The Red Room: A Restricted Exhibit Not for the Faint of Heart

© The Michigan Museum of Horror

Tucked away within the museum is an area known as the Red Room, and it carries a strict 18-and-older policy for good reason. This exhibit contains real photographic documentation of celebrity passings, crime scene images dating back to the late 1800s, and graphic images related to serial killer victims.

The content here is not sensationalized for entertainment. The photographs are presented as historical and forensic documentation, placed within the broader context of crime history and the development of forensic science over more than a century.

That framing makes a significant difference in how the room feels to move through.

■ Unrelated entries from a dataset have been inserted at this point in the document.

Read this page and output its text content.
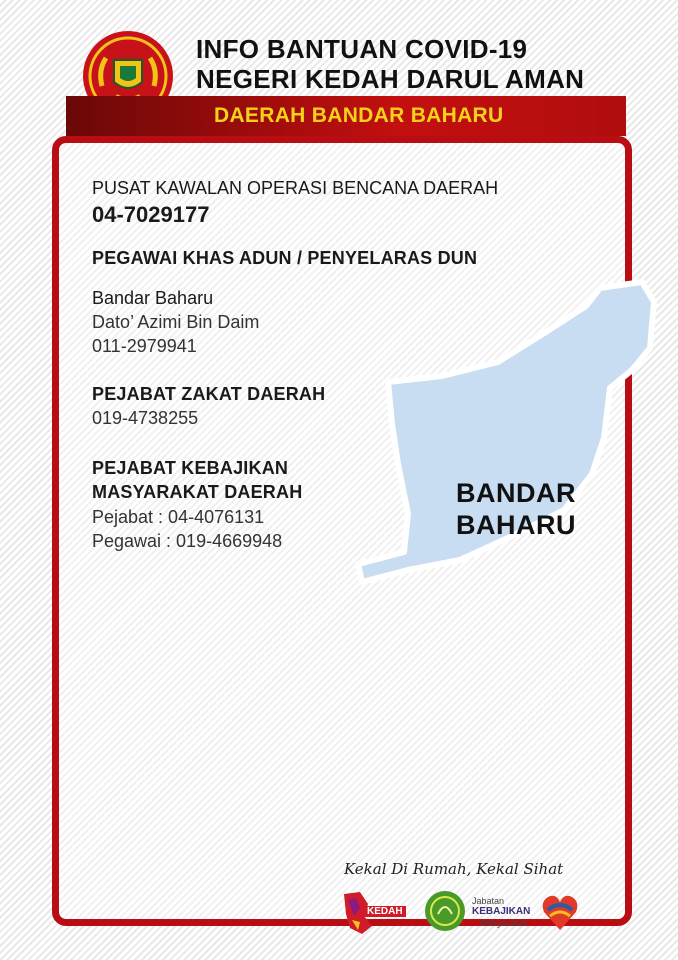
INFO BANTUAN COVID-19
NEGERI KEDAH DARUL AMAN
DAERAH BANDAR BAHARU
BANDAR
BAHARU
PUSAT KAWALAN OPERASI BENCANA DAERAH
04-7029177
PEGAWAI KHAS ADUN / PENYELARAS DUN
Bandar Baharu
Dato’ Azimi Bin Daim
011-2979941
PEJABAT ZAKAT DAERAH
019-4738255
PEJABAT KEBAJIKAN
MASYARAKAT DAERAH
Pejabat : 04-4076131
Pegawai : 019-4669948
Kekal Di Rumah, Kekal Sihat
KEDAH
Jabatan
KEBAJIKAN
Masyarakat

Not every visitor chooses to enter, and that is completely understandable. For those who do, the experience is sobering rather than thrilling.

It is the kind of exhibit that stays with you not because it is designed to shock, but because it forces a direct confrontation with real events that shaped criminal justice history. The rest of the museum takes on a slightly different weight after leaving this room.

The Ouija Board Collection: Michigan’s Largest and Most Historic

© The Michigan Museum of Horror

Few people expect to find a record-breaking Ouija board collection inside a small-town Michigan museum, but here it is. The Michigan Museum of Horror holds the largest Ouija board collection in the entire state, with some boards dating all the way back to 1891, just two years after the boards were first commercially produced.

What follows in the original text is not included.